Broadcasting Group Defends Its Spectrum Turf
U.S. television broadcasters are willing to talk about sharing their unused spectrum with broadband providers, but they should not be forced to give up spectrum or be taxed for the spectrum they have, said the head of a broadcasting trade group.
The National Association of Broadcasters supports the goal by the U.S. Federal Communications Commission to bring broadband to all U.S. residents, but policy makers should recognize TV broadcasting, with its one-to-many communication model, is a more efficient use of spectrum than broadband, said Gordon Smith, president and CEO of the National Association of Broadcasters (NAB).
"Broadband is one to one, and it's spectrum hogging," Smith told members of the U.S. Senate Small Business and Entrepreneurship Committee Tuesday.
Mobile broadband providers could solve much of their concern about a coming spectrum shortage by investing more money and putting up more towers, added Smith, a former senator.
While much of Tuesday's hearing focused on the broadband needs of small businesses in the U.S., Smith devoted much of his testimony to concerns that the NAB has about a national broadband plan released by the FCC in March. The broadband plan calls on the FCC to encourage broadcasters to give up unused spectrum in return for a share of the money when the spectrum is sold at auction as part of an effort to free up 500MHz of spectrum for mobile broadband uses in the next 10 years.
Even though FCC Chairman Julius Genachowski promised earlier this month that he would not force TV stations to give up spectrum, Smith raised the concern that the broadband plan suggests that the agency could require broadcasters to give up unused spectrum if voluntary efforts don't work.
Taking spectrum from broadcasters would endanger plans to roll out new applications such as mobile TV and data services offered by broadcasters, Smith said.
"Significantly reducing the amount of spectrum allocated for broadcast television, as the current plan suggests, could stifle opportunities for new entrepreneurs ... to develop innovative services for the public," Smith said. "It could also diminish possible opportunities for other small businesses to gain access to affordable data networks."
Congress should also discourage the FCC from implementing spectrum fees as a way to encourage broadcasters and other spectrum holders to abandon unused spectrum, as suggested in the broadband plan, Smith said.

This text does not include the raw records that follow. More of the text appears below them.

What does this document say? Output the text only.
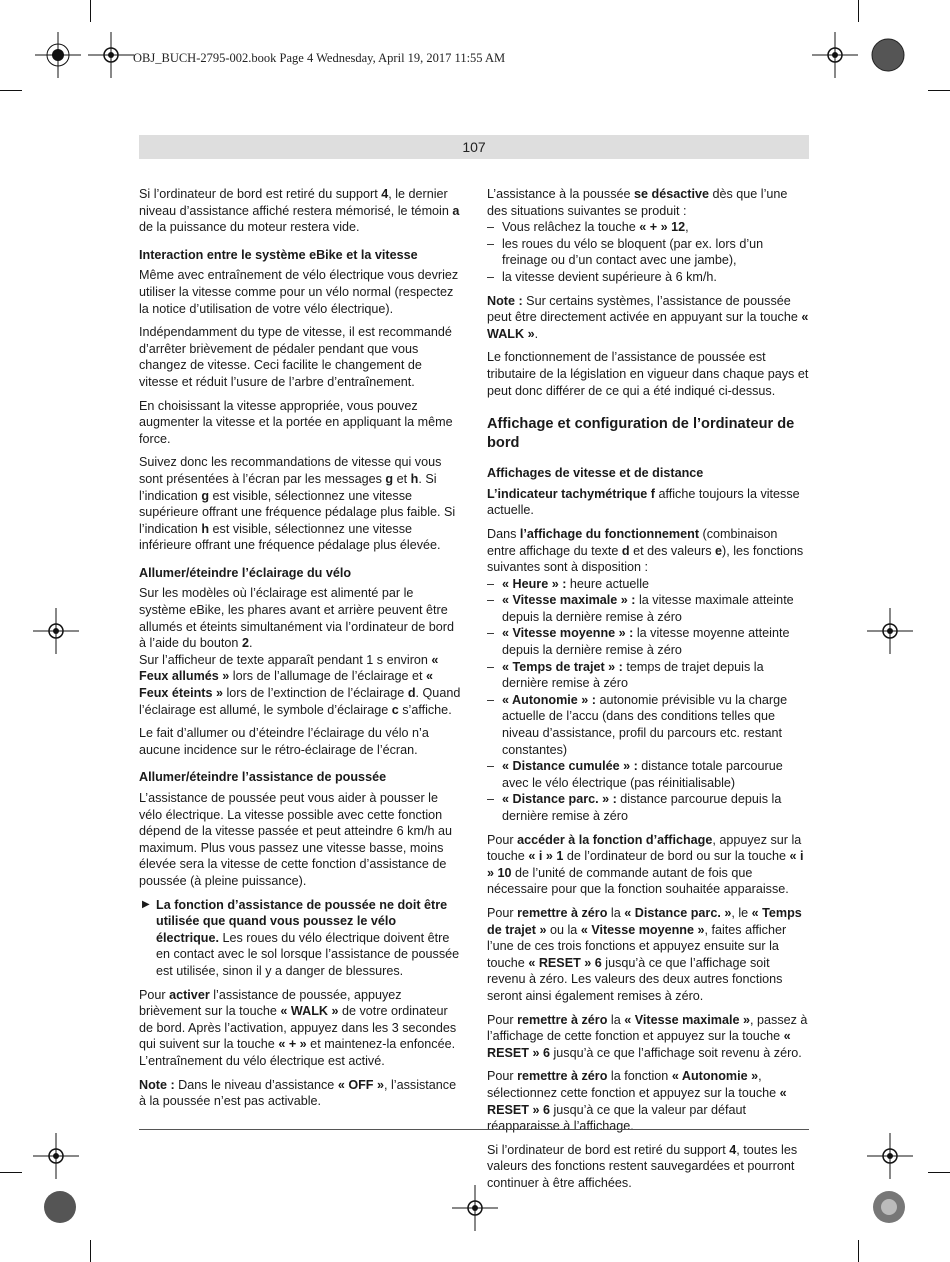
OBJ_BUCH-2795-002.book Page 4 Wednesday, April 19, 2017 11:55 AM
107

Si l’ordinateur de bord est retiré du support 4, le dernier niveau d’assistance affiché restera mémorisé, le témoin a de la puissance du moteur restera vide.

Interaction entre le système eBike et la vitesse

Même avec entraînement de vélo électrique vous devriez utiliser la vitesse comme pour un vélo normal (respectez la notice d’utilisation de votre vélo électrique).

Indépendamment du type de vitesse, il est recommandé d’arrêter brièvement de pédaler pendant que vous changez de vitesse. Ceci facilite le changement de vitesse et réduit l’usure de l’arbre d’entraînement.

En choisissant la vitesse appropriée, vous pouvez augmenter la vitesse et la portée en appliquant la même force.

Suivez donc les recommandations de vitesse qui vous sont présentées à l’écran par les messages g et h. Si l’indication g est visible, sélectionnez une vitesse supérieure offrant une fréquence pédalage plus faible. Si l’indication h est visible, sélectionnez une vitesse inférieure offrant une fréquence pédalage plus élevée.

Allumer/éteindre l’éclairage du vélo

Sur les modèles où l’éclairage est alimenté par le système eBike, les phares avant et arrière peuvent être allumés et éteints simultanément via l’ordinateur de bord à l’aide du bouton 2.

Sur l’afficheur de texte apparaît pendant 1 s environ « Feux allumés » lors de l’allumage de l’éclairage et « Feux éteints » lors de l’extinction de l’éclairage d. Quand l’éclairage est allumé, le symbole d’éclairage c s’affiche.

Le fait d’allumer ou d’éteindre l’éclairage du vélo n’a aucune incidence sur le rétro-éclairage de l’écran.

Allumer/éteindre l’assistance de poussée

L’assistance de poussée peut vous aider à pousser le vélo électrique. La vitesse possible avec cette fonction dépend de la vitesse passée et peut atteindre 6 km/h au maximum. Plus vous passez une vitesse basse, moins élevée sera la vitesse de cette fonction d’assistance de poussée (à pleine puissance).

▶ La fonction d’assistance de poussée ne doit être utilisée que quand vous poussez le vélo électrique. Les roues du vélo électrique doivent être en contact avec le sol lorsque l’assistance de poussée est utilisée, sinon il y a danger de blessures.

Pour activer l’assistance de poussée, appuyez brièvement sur la touche « WALK » de votre ordinateur de bord. Après l’activation, appuyez dans les 3 secondes qui suivent sur la touche « + » et maintenez-la enfoncée. L’entraînement du vélo électrique est activé.

Note : Dans le niveau d’assistance « OFF », l’assistance à la poussée n’est pas activable.

L’assistance à la poussée se désactive dès que l’une des situations suivantes se produit :

– Vous relâchez la touche « + » 12,
– les roues du vélo se bloquent (par ex. lors d’un freinage ou d’un contact avec une jambe),
– la vitesse devient supérieure à 6 km/h.

Note : Sur certains systèmes, l’assistance de poussée peut être directement activée en appuyant sur la touche « WALK ».

Le fonctionnement de l’assistance de poussée est tributaire de la législation en vigueur dans chaque pays et peut donc différer de ce qui a été indiqué ci-dessus.

Affichage et configuration de l’ordinateur de bord
Affichages de vitesse et de distance

L’indicateur tachymétrique f affiche toujours la vitesse actuelle.

Dans l’affichage du fonctionnement (combinaison entre affichage du texte d et des valeurs e), les fonctions suivantes sont à disposition :

– « Heure » : heure actuelle
– « Vitesse maximale » : la vitesse maximale atteinte depuis la dernière remise à zéro
– « Vitesse moyenne » : la vitesse moyenne atteinte depuis la dernière remise à zéro
– « Temps de trajet » : temps de trajet depuis la dernière remise à zéro
– « Autonomie » : autonomie prévisible vu la charge actuelle de l’accu (dans des conditions telles que niveau d’assistance, profil du parcours etc. restant constantes)
– « Distance cumulée » : distance totale parcourue avec le vélo électrique (pas réinitialisable)
– « Distance parc. » : distance parcourue depuis la dernière remise à zéro

Pour accéder à la fonction d’affichage, appuyez sur la touche « i » 1 de l’ordinateur de bord ou sur la touche « i » 10 de l’unité de commande autant de fois que nécessaire pour que la fonction souhaitée apparaisse.

Pour remettre à zéro la « Distance parc. », le « Temps de trajet » ou la « Vitesse moyenne », faites afficher l’une de ces trois fonctions et appuyez ensuite sur la touche « RESET » 6 jusqu’à ce que l’affichage soit revenu à zéro. Les valeurs des deux autres fonctions seront ainsi également remises à zéro.

Pour remettre à zéro la « Vitesse maximale », passez à l’affichage de cette fonction et appuyez sur la touche « RESET » 6 jusqu’à ce que l’affichage soit revenu à zéro.

Pour remettre à zéro la fonction « Autonomie », sélectionnez cette fonction et appuyez sur la touche « RESET » 6 jusqu’à ce que la valeur par défaut réapparaisse à l’affichage.

Si l’ordinateur de bord est retiré du support 4, toutes les valeurs des fonctions restent sauvegardées et pourront continuer à être affichées.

Spectrum fees would be "punitive" and could drive many small radio stations out of business, Smith said.
Stations going out of business is "not good for America, which depends upon local radio stations for news, information and entertainment programming, provided to listeners for free each and every day," Smith said.
Genachowski and Steve Largent, president and CEO of mobile telecom trade group CTIA, didn't address Smith's concerns directly during the hearing, but both said there's a growing need for wireless spectrum to provide broadband service to small businesses across the U.S.
"Broadband is the indispensable infrastructure of the digital age -- the 21st century equivalent of what canals, railroads, highways, the telephone, and electricity were for previous generations," Genachowski said. "And small businesses are the indispensable driver of economic growth and job creation in our country."
Good broadband connections, including mobile broadband, will help small businesses in the U.S. reach new markets, Genachowski said.
"A growing number of small businesses -- those that operate on the go -- increasingly place more and more reliance on mobile broadband," he said. "Together, wired and wireless mobile broadband brings small businesses new revenue from new customers, and lower operating costs from business tools available in the Internet cloud. That's a formula for more profit, more investment, and more jobs."
Largent praised the broadband plan's goal of freeing up 500MHz of spectrum for mobile broadband. The mobile industry needs at least that much spectrum to keep up with spectrum available in many other countries, he said.
"With adequate spectrum and continued private investment, we can ensure that every American has access to broadband at home, at work, at school and in our public institutions," he added.